Areta Wilkinson and Toro Atua: Unlocking Stories of Place

By Warren Feeney

In partnership with the Selwyn District Council and the Rolleston Residents’ Association, SCAPE Public Art has been engaged to bring to fruition a new permanent and major public artwork by Arts Foundation Laureate, Dr Areta Wilkinson’s (Ngāi Tahu) Toro Atua, for the Rolleston Town Centre.
Wilkinson described Toro Atua as a contemporary work with ancestral and wellbeing associations, its light-reflecting stainless-steel figures mounted on tall poles, sharing its aesthetic with Te Waipounamu rock art and the ancestry of Ngāi Tahu.

So, where did Wilkinson’s ambitions to engage with making public art come from? She recalls that it began working with sculptor Graham Bennett.
“We did the Bridge to Nowhere a concept for the North Frame. That was when I started being braver to venture into public art. After that work, I collaborated on a proposal concept for Parliament grounds, and then 18 months ago I made the proposal to SCAPE for Toro Atua. “Succeeding to Detailed Design Stage, it became Deborah McCormick’s final work with SCAPE. She has since stepped down as Executive Director, but has continued with the project as part of SCAPE’s transition to its new leadership working with Richard Aindow.

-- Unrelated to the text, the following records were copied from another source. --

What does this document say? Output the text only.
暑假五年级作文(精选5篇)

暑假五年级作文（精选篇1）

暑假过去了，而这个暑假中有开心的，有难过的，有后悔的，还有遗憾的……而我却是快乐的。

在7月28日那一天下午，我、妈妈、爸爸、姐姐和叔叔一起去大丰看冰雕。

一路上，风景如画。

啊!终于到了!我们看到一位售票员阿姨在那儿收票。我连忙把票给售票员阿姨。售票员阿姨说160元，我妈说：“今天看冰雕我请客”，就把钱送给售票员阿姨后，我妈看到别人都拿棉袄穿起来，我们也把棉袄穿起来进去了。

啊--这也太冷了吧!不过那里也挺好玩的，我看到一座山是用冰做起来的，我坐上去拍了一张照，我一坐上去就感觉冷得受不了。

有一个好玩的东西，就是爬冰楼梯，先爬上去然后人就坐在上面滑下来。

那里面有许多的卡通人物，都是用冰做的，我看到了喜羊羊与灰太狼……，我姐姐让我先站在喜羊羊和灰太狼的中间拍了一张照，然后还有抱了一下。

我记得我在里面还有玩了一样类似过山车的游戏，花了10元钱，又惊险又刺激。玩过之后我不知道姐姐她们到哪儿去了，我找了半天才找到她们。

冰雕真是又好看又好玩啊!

“Tied up with the whole development of the new town centre, Selwyn District Council has a strong relationship with mana whenua (customary authority exercised by hapu in an identified area). There is something going on out at Selwyn that is exciting and has vision. Selwyn Mayor, Sam Broughton’s willingness as a partner with Ngāi Te Ruahikhiki set the model with Te Ara Ātea, its library in Rolleston. It is not a mono-cultural narrative, you can see it playing out in the building’s fabric and its public spaces, and you can even see it in the planted surrounds.”

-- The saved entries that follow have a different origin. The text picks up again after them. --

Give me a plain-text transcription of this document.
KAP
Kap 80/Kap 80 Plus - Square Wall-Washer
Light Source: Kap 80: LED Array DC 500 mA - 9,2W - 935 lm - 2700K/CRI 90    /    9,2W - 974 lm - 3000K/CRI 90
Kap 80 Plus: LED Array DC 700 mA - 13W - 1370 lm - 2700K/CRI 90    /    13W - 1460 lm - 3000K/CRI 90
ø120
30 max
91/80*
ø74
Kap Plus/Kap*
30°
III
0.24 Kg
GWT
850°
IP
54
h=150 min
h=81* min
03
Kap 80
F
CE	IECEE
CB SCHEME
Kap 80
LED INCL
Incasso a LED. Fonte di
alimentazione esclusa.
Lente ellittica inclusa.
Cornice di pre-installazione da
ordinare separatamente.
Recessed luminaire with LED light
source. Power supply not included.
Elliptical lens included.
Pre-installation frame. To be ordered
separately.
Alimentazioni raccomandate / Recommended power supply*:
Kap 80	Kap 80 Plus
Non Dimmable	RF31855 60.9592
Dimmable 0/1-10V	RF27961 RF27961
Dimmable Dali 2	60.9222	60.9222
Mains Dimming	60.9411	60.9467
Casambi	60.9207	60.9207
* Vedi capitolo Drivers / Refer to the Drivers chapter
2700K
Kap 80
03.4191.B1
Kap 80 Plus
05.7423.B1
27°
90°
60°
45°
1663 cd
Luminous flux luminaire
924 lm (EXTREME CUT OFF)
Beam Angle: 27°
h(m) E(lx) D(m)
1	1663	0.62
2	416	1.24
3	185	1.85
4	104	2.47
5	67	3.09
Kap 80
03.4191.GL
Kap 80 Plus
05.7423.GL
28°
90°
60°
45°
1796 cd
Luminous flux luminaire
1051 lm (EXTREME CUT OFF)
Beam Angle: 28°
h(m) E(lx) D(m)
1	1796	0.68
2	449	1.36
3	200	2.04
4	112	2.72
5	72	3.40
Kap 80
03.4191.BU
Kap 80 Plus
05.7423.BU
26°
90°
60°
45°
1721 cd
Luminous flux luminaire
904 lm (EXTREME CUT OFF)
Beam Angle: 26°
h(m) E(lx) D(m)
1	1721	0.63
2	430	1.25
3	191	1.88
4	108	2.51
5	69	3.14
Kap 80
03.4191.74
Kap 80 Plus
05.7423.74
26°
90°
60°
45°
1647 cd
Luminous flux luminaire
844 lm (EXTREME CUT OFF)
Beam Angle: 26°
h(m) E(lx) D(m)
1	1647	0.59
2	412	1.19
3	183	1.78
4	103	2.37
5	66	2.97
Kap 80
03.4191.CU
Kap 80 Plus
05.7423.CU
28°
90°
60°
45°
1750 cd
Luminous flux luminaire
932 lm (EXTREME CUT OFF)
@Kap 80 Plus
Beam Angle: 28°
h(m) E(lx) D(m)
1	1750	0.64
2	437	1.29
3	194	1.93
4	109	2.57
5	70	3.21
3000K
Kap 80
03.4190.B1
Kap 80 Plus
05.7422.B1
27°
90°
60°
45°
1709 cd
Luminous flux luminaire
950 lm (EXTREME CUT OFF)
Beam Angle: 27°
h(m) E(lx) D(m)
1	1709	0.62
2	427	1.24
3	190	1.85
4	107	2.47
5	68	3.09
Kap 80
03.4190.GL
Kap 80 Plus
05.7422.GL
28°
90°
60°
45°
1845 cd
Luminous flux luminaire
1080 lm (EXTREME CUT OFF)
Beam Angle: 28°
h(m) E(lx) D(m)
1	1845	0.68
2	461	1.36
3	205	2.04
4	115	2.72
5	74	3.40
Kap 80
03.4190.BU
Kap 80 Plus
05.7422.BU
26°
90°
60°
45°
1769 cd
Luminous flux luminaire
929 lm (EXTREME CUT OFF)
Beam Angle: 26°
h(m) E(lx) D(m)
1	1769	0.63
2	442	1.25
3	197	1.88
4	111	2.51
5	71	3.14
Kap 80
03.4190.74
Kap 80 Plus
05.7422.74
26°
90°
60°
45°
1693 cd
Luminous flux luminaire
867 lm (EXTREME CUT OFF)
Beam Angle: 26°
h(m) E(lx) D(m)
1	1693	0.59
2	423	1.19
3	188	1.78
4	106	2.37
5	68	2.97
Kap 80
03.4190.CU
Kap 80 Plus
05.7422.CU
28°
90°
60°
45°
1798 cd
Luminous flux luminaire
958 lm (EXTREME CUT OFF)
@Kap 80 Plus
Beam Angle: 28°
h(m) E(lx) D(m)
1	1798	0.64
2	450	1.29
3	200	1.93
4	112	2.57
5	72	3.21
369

So, what are Wilkinson’s ambitions for the outcomes for Toro Atua? “Public art can unlock understandings of stories of place. With Toro Atua there are three groups of figures that may move people through the sites to inform them. It is my first public sculpture; it is a big one and it’s meaningful. If we get things in balance then everybody will be uplifted by it.”

IMAGE: Areta Wilkinson, Toro Atua, 2023, artist impression. Image by Georgina Stokes.